XGBoost Classifier
===========


Input
--------------
It takes in a DataFrame as input and performs XGBoost Classification

Output
--------------
The XGBoost Model generated is passed along to the next nodes. The input DataFrame is also passed along to the next nodes

Type
--------- 

ml-estimator

Class
--------- 

fire.nodes.ml.NodeXGBoostClassifier

Fields
--------- 

.. list-table::
      :widths: 10 5 10
      :header-rows: 1

      * - Name
        - Title
        - Description
      * - featuresCol
        - Features Column
        - Features column of type vectorUDT for model fitting
      * - labelCol
        - Label Column
        - The label column for model fitting
      * - predictionCol
        - Prediction Column
        - The prediction column created during model scoring.
      * - splitRatio
        - Split Ratio
        - Split Ratio
      * - numClass
        - Num Class
        - 
      * - maxDepth
        - Max Depth
        - The Maximum depth of a tree
      * - maxBins
        - Max Bins
        - The maximum number of bins used for discretizing continuous features.Must be >= 2 and >= number of categories in any categorical feature.
      * - maxLeaves
        - Max Leaves
        - 
      * - numRound
        - Num Round
        - 
      * - numWorkers
        - Num Workers
        - 
      * - objective
        - Objective
        - 
      * - eta
        - Eta
        - 
      * - regLambda
        - Reg Lambda
        - 
      * - regAlpha
        - Reg Alpha
        - 
      * - subsample
        - Sub Aample
        - 
      * - sampleType
        - Sample Type
        - 
      * - treeMethod
        - Tree Method
        - 
      * - useExternalMemory
        - Use External Memory
        - 
      * - seed
        - Seed
        - 
      * - baseScore
        - Base Score
        - 
      * - minChildWeight
        - Min Child Weight
        - 
      * - colsampleBylevel
        - Col Sample By Level
        - 
      * - colsampleBytree
        - Col Sample By Tree
        - 
      * - minSplitLoss
        - Min Split Loss
        - 
      * - maxDeltaStep
        - Max Delta Step
        - 
      * - sketchEps
        - Sketch Eps
        - 
      * - scalePosWeight
        - Scale Pos Weight
        - 
      * - growPlicy
        - Grow Policy
        - 
      * - normalizeType
        - Normalize Type
        - 
      * - skipDrop
        - Skip Drop
        - 
      * - rateDrop
        - Rate Drop
        - 


Details
-------
Deatils: https://xgboost.readthedocs.io/en/latest/jvm/xgboost4j_spark_tutorial.html#xgboost4j-spark-tutorial-version-0-9


XGBoost Classifier Node Details
+++++++++++++++


This node implements the XGBoost algorithm for classification tasks. It can be used for a variety of classification problems, including binary classification (e.g., spam detection) and multi-class classification (e.g., image recognition).


Key Parameters:


Features Column: The name of the column containing the features used for training.

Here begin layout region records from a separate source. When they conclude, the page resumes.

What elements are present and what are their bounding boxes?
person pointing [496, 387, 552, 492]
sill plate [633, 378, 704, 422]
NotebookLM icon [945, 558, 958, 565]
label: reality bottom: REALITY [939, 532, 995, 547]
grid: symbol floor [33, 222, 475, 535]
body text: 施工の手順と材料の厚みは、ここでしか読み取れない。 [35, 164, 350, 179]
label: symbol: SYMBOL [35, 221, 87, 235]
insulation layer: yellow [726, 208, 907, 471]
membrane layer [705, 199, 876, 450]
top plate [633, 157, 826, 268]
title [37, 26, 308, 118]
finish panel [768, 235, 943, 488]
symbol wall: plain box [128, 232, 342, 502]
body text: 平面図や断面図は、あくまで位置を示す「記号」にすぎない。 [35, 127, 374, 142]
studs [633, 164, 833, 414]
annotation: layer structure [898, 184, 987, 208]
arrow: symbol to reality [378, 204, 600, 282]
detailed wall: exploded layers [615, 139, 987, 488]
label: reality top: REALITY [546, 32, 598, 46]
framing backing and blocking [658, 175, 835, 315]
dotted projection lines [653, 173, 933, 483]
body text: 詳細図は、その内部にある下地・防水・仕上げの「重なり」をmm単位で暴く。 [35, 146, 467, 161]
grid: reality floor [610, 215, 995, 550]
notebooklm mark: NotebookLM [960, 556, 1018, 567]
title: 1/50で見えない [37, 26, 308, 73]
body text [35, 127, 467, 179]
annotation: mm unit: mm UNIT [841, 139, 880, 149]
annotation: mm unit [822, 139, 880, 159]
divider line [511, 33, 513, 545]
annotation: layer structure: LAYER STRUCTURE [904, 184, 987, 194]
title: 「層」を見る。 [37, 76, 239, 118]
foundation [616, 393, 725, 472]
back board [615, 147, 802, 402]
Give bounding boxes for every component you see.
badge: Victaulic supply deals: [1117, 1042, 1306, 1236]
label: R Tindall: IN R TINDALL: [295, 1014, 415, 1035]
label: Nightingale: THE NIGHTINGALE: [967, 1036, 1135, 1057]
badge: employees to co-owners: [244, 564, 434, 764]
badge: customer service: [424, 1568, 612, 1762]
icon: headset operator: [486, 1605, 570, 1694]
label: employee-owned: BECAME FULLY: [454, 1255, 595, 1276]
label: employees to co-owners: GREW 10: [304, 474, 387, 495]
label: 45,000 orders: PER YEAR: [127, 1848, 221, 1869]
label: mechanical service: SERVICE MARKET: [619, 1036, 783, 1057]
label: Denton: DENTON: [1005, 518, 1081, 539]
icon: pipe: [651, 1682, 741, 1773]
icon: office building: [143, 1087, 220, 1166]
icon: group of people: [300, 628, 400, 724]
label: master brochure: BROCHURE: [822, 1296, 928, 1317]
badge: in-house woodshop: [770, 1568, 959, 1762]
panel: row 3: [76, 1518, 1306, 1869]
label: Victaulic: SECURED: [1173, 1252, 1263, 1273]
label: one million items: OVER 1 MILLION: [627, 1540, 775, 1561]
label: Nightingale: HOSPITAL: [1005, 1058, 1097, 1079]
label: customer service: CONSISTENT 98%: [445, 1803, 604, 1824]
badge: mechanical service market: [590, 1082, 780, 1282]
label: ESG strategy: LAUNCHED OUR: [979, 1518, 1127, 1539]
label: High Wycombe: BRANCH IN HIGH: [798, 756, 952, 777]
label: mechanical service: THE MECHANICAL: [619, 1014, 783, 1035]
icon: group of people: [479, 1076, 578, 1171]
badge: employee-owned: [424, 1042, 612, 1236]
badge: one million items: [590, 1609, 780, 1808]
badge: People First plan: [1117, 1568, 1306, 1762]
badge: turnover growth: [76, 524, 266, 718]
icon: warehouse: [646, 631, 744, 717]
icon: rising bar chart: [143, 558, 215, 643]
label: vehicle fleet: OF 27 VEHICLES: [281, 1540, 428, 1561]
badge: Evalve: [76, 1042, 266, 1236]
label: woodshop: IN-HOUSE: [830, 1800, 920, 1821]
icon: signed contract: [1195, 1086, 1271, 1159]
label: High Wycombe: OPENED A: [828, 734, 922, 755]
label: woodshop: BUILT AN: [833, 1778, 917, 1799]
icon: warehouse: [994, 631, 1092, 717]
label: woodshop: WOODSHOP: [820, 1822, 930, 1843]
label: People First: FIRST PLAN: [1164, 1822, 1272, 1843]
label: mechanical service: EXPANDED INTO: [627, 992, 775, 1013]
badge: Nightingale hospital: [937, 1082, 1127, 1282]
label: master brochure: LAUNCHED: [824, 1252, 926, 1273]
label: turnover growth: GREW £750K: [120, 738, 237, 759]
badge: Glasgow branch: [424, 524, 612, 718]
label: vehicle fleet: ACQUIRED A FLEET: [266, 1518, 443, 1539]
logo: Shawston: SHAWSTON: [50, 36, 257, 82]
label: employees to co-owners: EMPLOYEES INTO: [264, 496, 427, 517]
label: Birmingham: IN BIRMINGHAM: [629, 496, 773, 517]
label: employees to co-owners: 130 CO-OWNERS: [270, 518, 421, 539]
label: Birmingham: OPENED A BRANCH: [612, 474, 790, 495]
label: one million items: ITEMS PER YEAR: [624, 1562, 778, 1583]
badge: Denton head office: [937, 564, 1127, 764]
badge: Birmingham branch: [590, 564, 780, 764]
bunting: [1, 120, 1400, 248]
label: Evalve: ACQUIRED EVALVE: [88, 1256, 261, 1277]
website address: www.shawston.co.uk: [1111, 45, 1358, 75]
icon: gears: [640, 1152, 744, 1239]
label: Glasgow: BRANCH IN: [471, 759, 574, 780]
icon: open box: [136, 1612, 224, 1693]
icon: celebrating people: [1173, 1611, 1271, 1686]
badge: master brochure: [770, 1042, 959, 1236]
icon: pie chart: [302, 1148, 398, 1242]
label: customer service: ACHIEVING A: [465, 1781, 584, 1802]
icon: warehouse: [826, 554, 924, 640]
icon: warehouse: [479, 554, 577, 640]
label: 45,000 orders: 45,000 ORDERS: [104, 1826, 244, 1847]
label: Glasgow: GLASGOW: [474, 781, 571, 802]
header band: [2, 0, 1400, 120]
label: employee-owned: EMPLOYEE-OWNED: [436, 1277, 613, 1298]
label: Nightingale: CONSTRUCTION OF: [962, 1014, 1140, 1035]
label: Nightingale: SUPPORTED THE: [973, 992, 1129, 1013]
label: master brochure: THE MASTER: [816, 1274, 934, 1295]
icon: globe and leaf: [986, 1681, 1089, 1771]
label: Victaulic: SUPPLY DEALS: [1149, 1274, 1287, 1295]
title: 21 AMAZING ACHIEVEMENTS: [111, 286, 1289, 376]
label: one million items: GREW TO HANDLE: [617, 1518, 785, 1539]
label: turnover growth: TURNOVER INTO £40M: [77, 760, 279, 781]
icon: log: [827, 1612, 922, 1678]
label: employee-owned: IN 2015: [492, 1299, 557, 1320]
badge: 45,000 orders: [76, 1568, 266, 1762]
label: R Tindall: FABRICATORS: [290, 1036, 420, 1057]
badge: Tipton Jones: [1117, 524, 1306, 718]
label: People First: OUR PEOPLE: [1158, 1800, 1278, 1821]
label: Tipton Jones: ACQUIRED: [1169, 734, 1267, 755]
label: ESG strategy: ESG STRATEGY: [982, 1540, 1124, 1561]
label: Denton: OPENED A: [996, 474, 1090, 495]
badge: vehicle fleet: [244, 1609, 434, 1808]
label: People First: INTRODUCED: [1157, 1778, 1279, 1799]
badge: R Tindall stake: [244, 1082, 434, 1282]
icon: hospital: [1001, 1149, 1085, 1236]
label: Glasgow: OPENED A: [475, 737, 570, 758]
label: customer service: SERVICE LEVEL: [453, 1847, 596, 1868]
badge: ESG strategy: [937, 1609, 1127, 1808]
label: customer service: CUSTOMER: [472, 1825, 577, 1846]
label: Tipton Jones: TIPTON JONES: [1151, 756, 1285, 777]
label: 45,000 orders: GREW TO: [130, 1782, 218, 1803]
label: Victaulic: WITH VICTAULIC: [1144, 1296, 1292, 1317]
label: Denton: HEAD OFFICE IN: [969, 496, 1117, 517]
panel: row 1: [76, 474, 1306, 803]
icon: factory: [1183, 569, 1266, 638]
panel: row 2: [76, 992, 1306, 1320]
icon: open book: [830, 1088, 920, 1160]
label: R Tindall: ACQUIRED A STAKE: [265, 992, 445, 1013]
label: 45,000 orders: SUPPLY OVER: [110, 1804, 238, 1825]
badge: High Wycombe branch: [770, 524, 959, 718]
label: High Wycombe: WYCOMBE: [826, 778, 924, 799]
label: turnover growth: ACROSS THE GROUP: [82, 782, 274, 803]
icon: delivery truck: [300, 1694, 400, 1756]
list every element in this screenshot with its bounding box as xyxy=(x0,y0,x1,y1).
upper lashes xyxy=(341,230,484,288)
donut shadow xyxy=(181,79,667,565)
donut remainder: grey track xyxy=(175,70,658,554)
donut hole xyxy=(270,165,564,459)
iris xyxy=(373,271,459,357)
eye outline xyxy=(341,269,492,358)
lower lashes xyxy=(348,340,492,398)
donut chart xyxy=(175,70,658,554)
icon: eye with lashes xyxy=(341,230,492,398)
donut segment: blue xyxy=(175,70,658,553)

Label Column: The name of the column containing the target variable to be predicted.

Prediction Column: The name of the column where the predicted class probabilities will be stored.

Num Class: The number of classes in the classification problem.

Max Depth: The maximum depth of each tree in the ensemble. Higher values can lead to overfitting.

Max Bins: The maximum number of bins to use for histogram-based approximations.

Max Leaves: The maximum number of leaves per tree.

Num Round: The number of boosting rounds (trees) to build.

Num Workers: The number of threads to use for parallel processing.

Objective: The objective function to optimize. 'multi:softprob' is used for multi-class classification.

Eta: The learning rate, which controls the step size at each boosting round.


Examples
-------
XGBoost Classifier Node Example
+++++++++++++++


Scenario:


Let's assume we have a dataset containing information about customers, including features like age, income, purchase history, etc., and the corresponding target variable being the customer's preferred product category.


Configuration:


1. Features Column: "customer_features"

2. Label Column: "product_category"

3. Prediction Column: "predicted_probabilities"

4. Num Class: 3 (assuming three product categories)

5. Max Depth: 6

6. Num Round: 100

7. Eta: 0.3

8. Objective: "multi:softprob"


Execution:


When this node is executed, the XGBoost algorithm will train a classification model using the specified parameters. The model will then be used to predict the probabilities of each product category for new customer data points. 


Output:


The predicted probabilities for each product category will be stored in the "predicted_probabilities" column of the output dataset. This column will likely be a list or array containing the probabilities for each class.